We recently had a chance meeting with Vaughs at the Quail Motorcycle Gathering in May. While talking to Burt Lammers, the man who built the 1951 Panhead chopper that won the Chopper Class, he told us about how excited he was to meet and have his picture taken with Vaughs, who was a special guest at this year’s Quail Gathering. The conversation included building the Captain America bike, the Civil Rights movement, and tales of pirate encounters when Vaughs went off the grid or 20 years in a sailboat. Needless to say, our curiosity was piqued. Next thing we know, Lammers runs off and comes back with Vaughs. Even upon first meeting, you could sense there was something special about the man. I gave him my card hoping we could talk more for a feature article in American Iron Magazine, and he said “Yeah, we can talk, I’ll tell you anything you want.” Unfortunately, we never got an opportunity to share that conversation, and I am saddened I never got to hear his story first-hand.

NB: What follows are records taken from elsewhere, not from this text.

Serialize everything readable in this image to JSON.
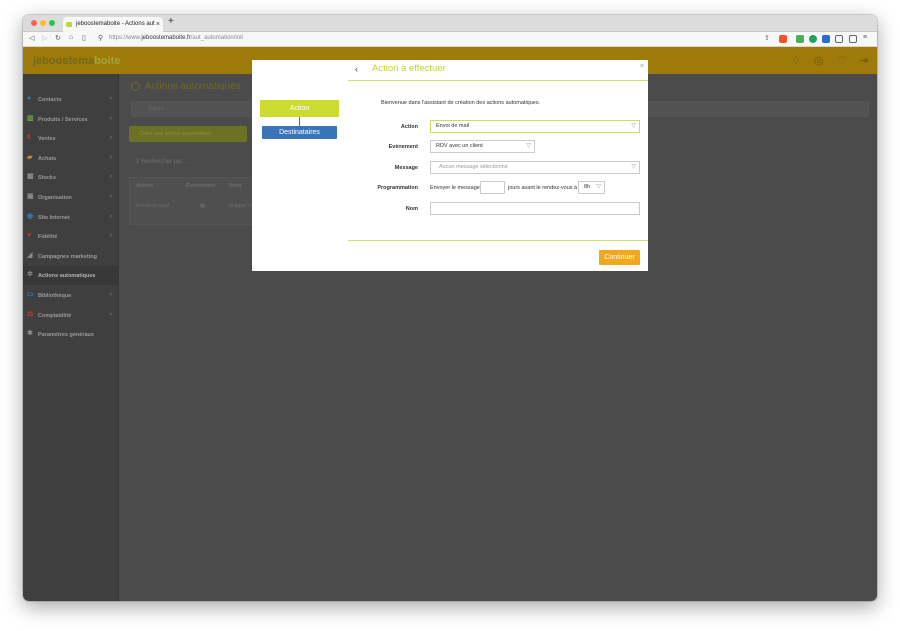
{
  "browser": {
    "tab_title": "jeboostemaboite - Actions aut",
    "tab_close": "×",
    "new_tab": "+",
    "url_prefix": "https://www.",
    "url_domain": "jeboostemaboite.fr",
    "url_path": "/aut_automation/init"
  },
  "app": {
    "logo_part1": "jeboostema",
    "logo_part2": "boite"
  },
  "sidebar": {
    "items": [
      {
        "label": "Contacts",
        "icon": "person-icon",
        "chevron": true
      },
      {
        "label": "Produits / Services",
        "icon": "products-icon",
        "chevron": true
      },
      {
        "label": "Ventes",
        "icon": "euro-icon",
        "chevron": true
      },
      {
        "label": "Achats",
        "icon": "cart-icon",
        "chevron": true
      },
      {
        "label": "Stocks",
        "icon": "boxes-icon",
        "chevron": true
      },
      {
        "label": "Organisation",
        "icon": "calendar-icon",
        "chevron": true
      },
      {
        "label": "Site Internet",
        "icon": "globe-icon",
        "chevron": true
      },
      {
        "label": "Fidélité",
        "icon": "heart-icon",
        "chevron": true
      },
      {
        "label": "Campagnes marketing",
        "icon": "megaphone-icon",
        "chevron": false
      },
      {
        "label": "Actions automatiques",
        "icon": "gear-icon",
        "chevron": false
      },
      {
        "label": "Bibliothèque",
        "icon": "folder-icon",
        "chevron": true
      },
      {
        "label": "Comptabilité",
        "icon": "scale-icon",
        "chevron": true
      },
      {
        "label": "Paramètres généraux",
        "icon": "settings-icon",
        "chevron": false
      }
    ]
  },
  "main": {
    "title": "Actions automatiques",
    "band_text": "Actions",
    "new_button": "Créer une action automatique",
    "search_placeholder": "Rechercher par...",
    "table_headers": [
      "Action",
      "Événement",
      "Nom"
    ],
    "table_row": [
      "Envoi de mail",
      "",
      "Rappel d..."
    ]
  },
  "modal": {
    "steps": [
      "Action",
      "Destinataires"
    ],
    "title": "Action à effectuer",
    "back_icon": "‹",
    "close_icon": "×",
    "welcome": "Bienvenue dans l'assistant de création des actions automatiques.",
    "labels": {
      "action": "Action",
      "event": "Evènement",
      "message": "Message",
      "programmation": "Programmation",
      "name": "Nom"
    },
    "fields": {
      "action_value": "Envoi de mail",
      "event_value": "RDV avec un client",
      "message_placeholder": "Aucun message sélectionné",
      "prog_prefix": "Envoyer le message",
      "prog_days_value": "",
      "prog_middle": "jours avant le rendez-vous à",
      "prog_hour_value": "8h",
      "name_value": ""
    },
    "continue_label": "Continuer"
  },
  "colors": {
    "accent_green": "#cbdb2f",
    "accent_blue": "#3a74b8",
    "accent_orange": "#f0a81c"
  }
}
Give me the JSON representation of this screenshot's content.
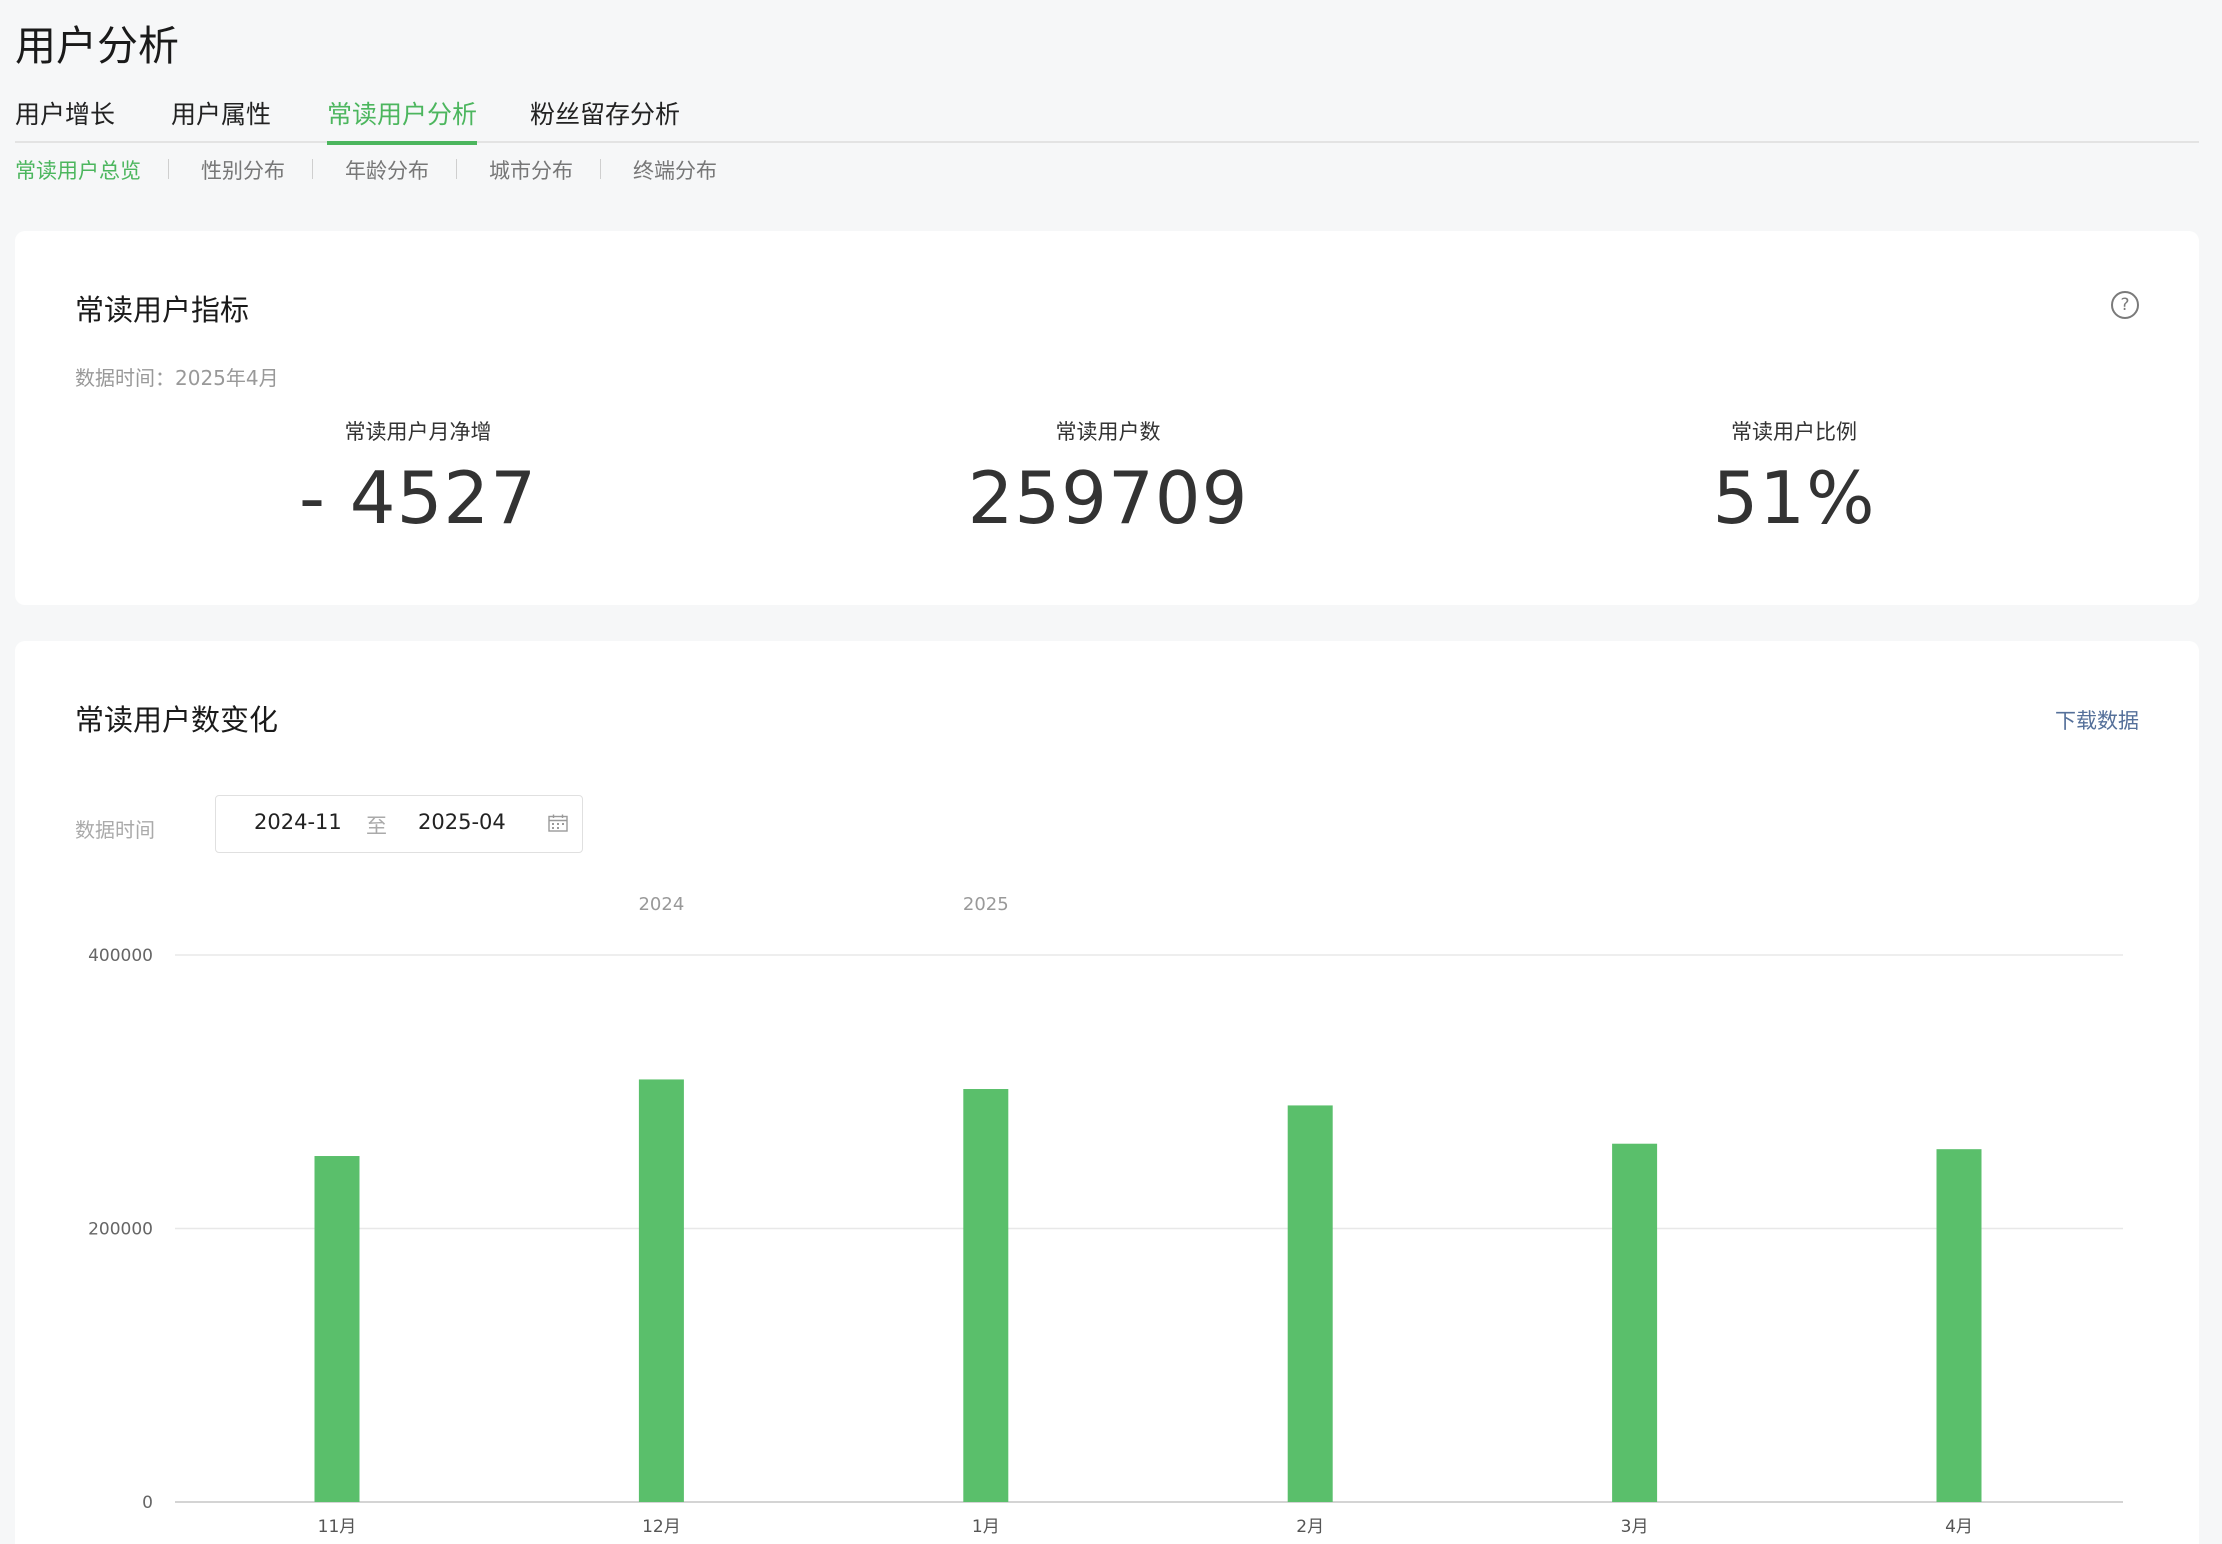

Burt Lammers and Cliff Vaughs 2016 Quail Motorcycle Gathering

Joe Brown (L) owner of this 1951 Panhead that won the Chopper class, poses for a picture with chopper legend Cliff Vaughs (R) at the Quail Motorcycle Gathering.

Others who did get a chance to talk to Vaughs on a personal level have aired their condolences on social media.

“My friend has died; another legend passed. #CliffVaughs died in his sleep last night, happy in his bed with his lover, Daniela. Cliff was a lot more than the unsung hero of #EasyRider, filmmaker, civil rights worker, and pirate of the Caribee, but all that stuff added up to an epic life. I’m so glad I got to know him and tell parts of his life in #TheChopperTheRealStory and in a long @motofilmfest interview last year in New York. Life is short – talk to the people you need to, don’t put it off. Vale, Cliff.” The Vintagent, Paul d’Orleans

“Cliff Vaughs, the primary designer and builder of the iconic Easyriders choppers, passed away last night. I was fortunate enough to have had a great conversation with him about his life and ideas. There are certain people at the core of this life we love, that are too often glossed over and left unappreciated or unnoticed. Besides his work in civil rights, Cliff finally gained recognition in recent years for his contribution to the spirit of Choppers that inspired many of us. RIP Cliff.” Paul Cox of Paul Cox Industries

For those who would like to know more about Vaughs, we highly recommend you check out the piece d’Orleans did on him. Read it at The Vintagent: Cliff Vaughs and ‘Easy Rider.’

We lost another one of the good ones. Ride On, Vaughs, Ride On.

Cliff Vaughs sportin' his Chosen Few M.C. cuts.

Cliff Vaughs is indeed one of the “Chosen Few.”